Huffington wrapped her messages in anecdotes, self-deprecating asides, and send-ups of men’s behavior. She urged women to be wary of conceiving of success as defined by men or adopting their aggressive behaviors or pointless bravado.
Recalling a meal with a man who boasted of having slept only four hours the previous night, Huffington said she’d wanted to tell him, “You know, if you’d had five, this dinner would be a lot more interesting.”
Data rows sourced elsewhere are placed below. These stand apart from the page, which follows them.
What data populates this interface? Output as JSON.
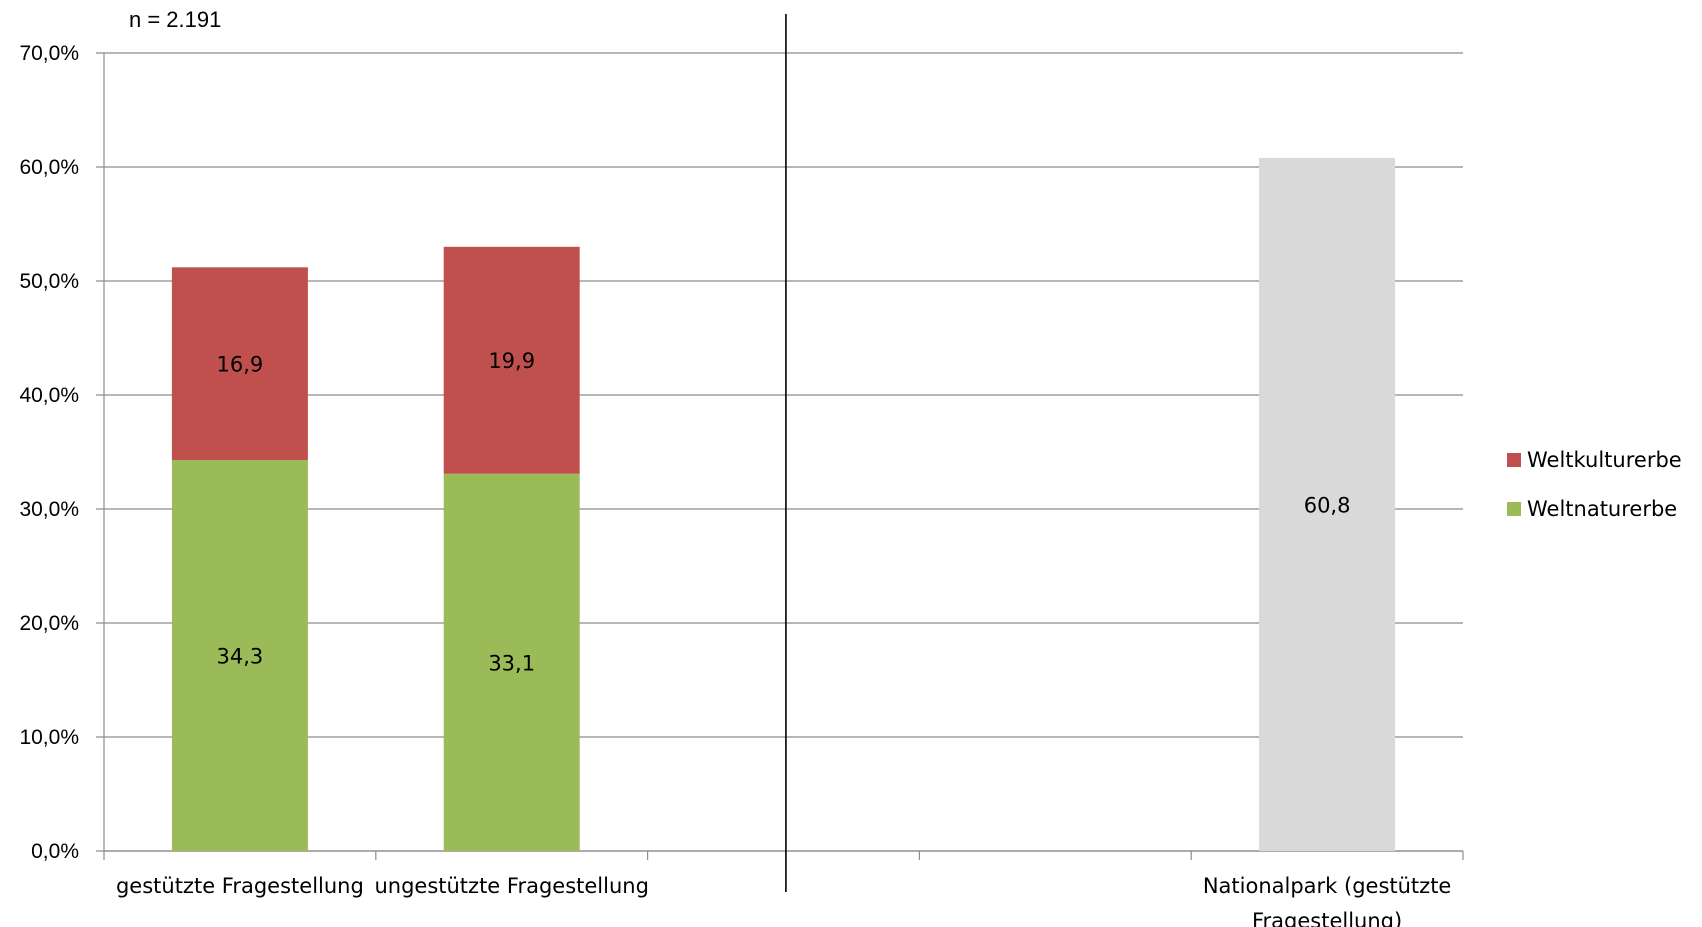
{
  "note": "n = 2.191",
  "colors": {
    "weltkulturerbe": "#c0504d",
    "weltnaturerbe": "#9bbb59",
    "nationalpark": "#d9d9d9",
    "grid": "#8c8c8c",
    "axis": "#8c8c8c",
    "separator": "#000000"
  },
  "chart_data": {
    "type": "bar",
    "stacked": true,
    "ylim": [
      0,
      70
    ],
    "yticks": [
      "0,0%",
      "10,0%",
      "20,0%",
      "30,0%",
      "40,0%",
      "50,0%",
      "60,0%",
      "70,0%"
    ],
    "ytick_values": [
      0,
      10,
      20,
      30,
      40,
      50,
      60,
      70
    ],
    "grid": true,
    "legend_position": "right",
    "categories": [
      [
        "gestützte Fragestellung"
      ],
      [
        "ungestützte Fragestellung"
      ],
      [
        ""
      ],
      [
        ""
      ],
      [
        "Nationalpark (gestützte",
        "Fragestellung)"
      ]
    ],
    "series": [
      {
        "name": "Weltnaturerbe",
        "color_key": "weltnaturerbe",
        "values": [
          34.3,
          33.1,
          null,
          null,
          null
        ],
        "labels": [
          "34,3",
          "33,1",
          "",
          "",
          ""
        ]
      },
      {
        "name": "Weltkulturerbe",
        "color_key": "weltkulturerbe",
        "values": [
          16.9,
          19.9,
          null,
          null,
          null
        ],
        "labels": [
          "16,9",
          "19,9",
          "",
          "",
          ""
        ]
      },
      {
        "name": "",
        "color_key": "nationalpark",
        "values": [
          null,
          null,
          null,
          null,
          60.8
        ],
        "labels": [
          "",
          "",
          "",
          "",
          "60,8"
        ]
      }
    ],
    "legend": [
      {
        "name": "Weltkulturerbe",
        "color_key": "weltkulturerbe"
      },
      {
        "name": "Weltnaturerbe",
        "color_key": "weltnaturerbe"
      }
    ],
    "separator_after_category": 2
  }
}
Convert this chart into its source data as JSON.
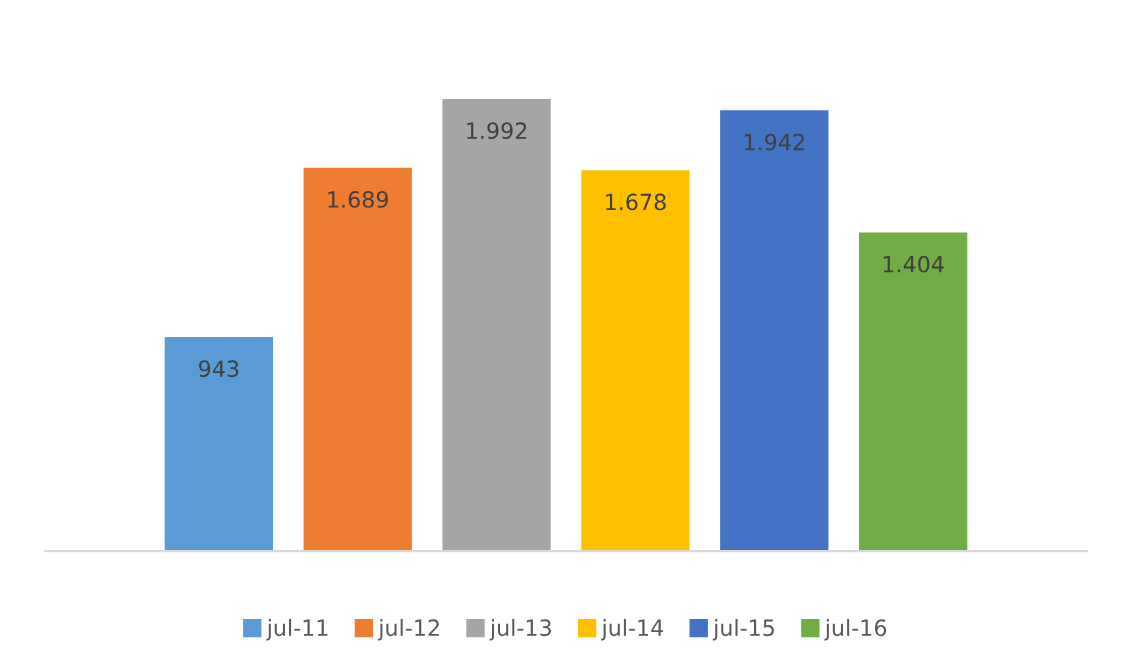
{
  "chart_data": {
    "type": "bar",
    "categories": [
      null
    ],
    "legend": "bottom",
    "series": [
      {
        "name": "jul-11",
        "color": "#5b9bd5",
        "values": [
          943
        ],
        "value_labels": [
          "943"
        ]
      },
      {
        "name": "jul-12",
        "color": "#ed7d31",
        "values": [
          1689
        ],
        "value_labels": [
          "1.689"
        ]
      },
      {
        "name": "jul-13",
        "color": "#a5a5a5",
        "values": [
          1992
        ],
        "value_labels": [
          "1.992"
        ]
      },
      {
        "name": "jul-14",
        "color": "#ffc000",
        "values": [
          1678
        ],
        "value_labels": [
          "1.678"
        ]
      },
      {
        "name": "jul-15",
        "color": "#4472c4",
        "values": [
          1942
        ],
        "value_labels": [
          "1.942"
        ]
      },
      {
        "name": "jul-16",
        "color": "#70ad47",
        "values": [
          1404
        ],
        "value_labels": [
          "1.404"
        ]
      }
    ]
  }
}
“The process of renewal is not a cop-out,” she said, noting that her media enterprise, The Huffington Post, has two nap rooms. “… It’s the best way for us to be more effective.”
Attendees applaud Margaret Marshall, who will become the first female senior trustee on the Yale Corporation on July 1.
A frequent theme during the conference was the need for women to stand up for each other. “Pull a girl up with you,” Chavez said. “Because it’s the only way we’re going to get ahead.”
In a standing-room-only session about the concept of equality, Marshall — who on July 1 becomes the first female senior fellow of the Yale Corporation — urged women to vote, seek political office, undertake something, however, modest, for the betterment of women and society.
“Leave your comfortable perch and go down to where it’s really happening,” she said, “and I think you’ll make a revolution.”
An aside Marshall made in the same session could serve as the conference manifesto: “If anyone ever asks you, ‘Are you a feminist?,’ just say ‘yes.’”
Women first enrolled at Yale in 1869, in the School of Art. Yale College went co-ed in 1969. As of fall 2012, women accounted for slightly more than 50 percent of enrollment at Yale University, all schools included; women made up 53 percent of students in the Graduate School of Arts and Sciences.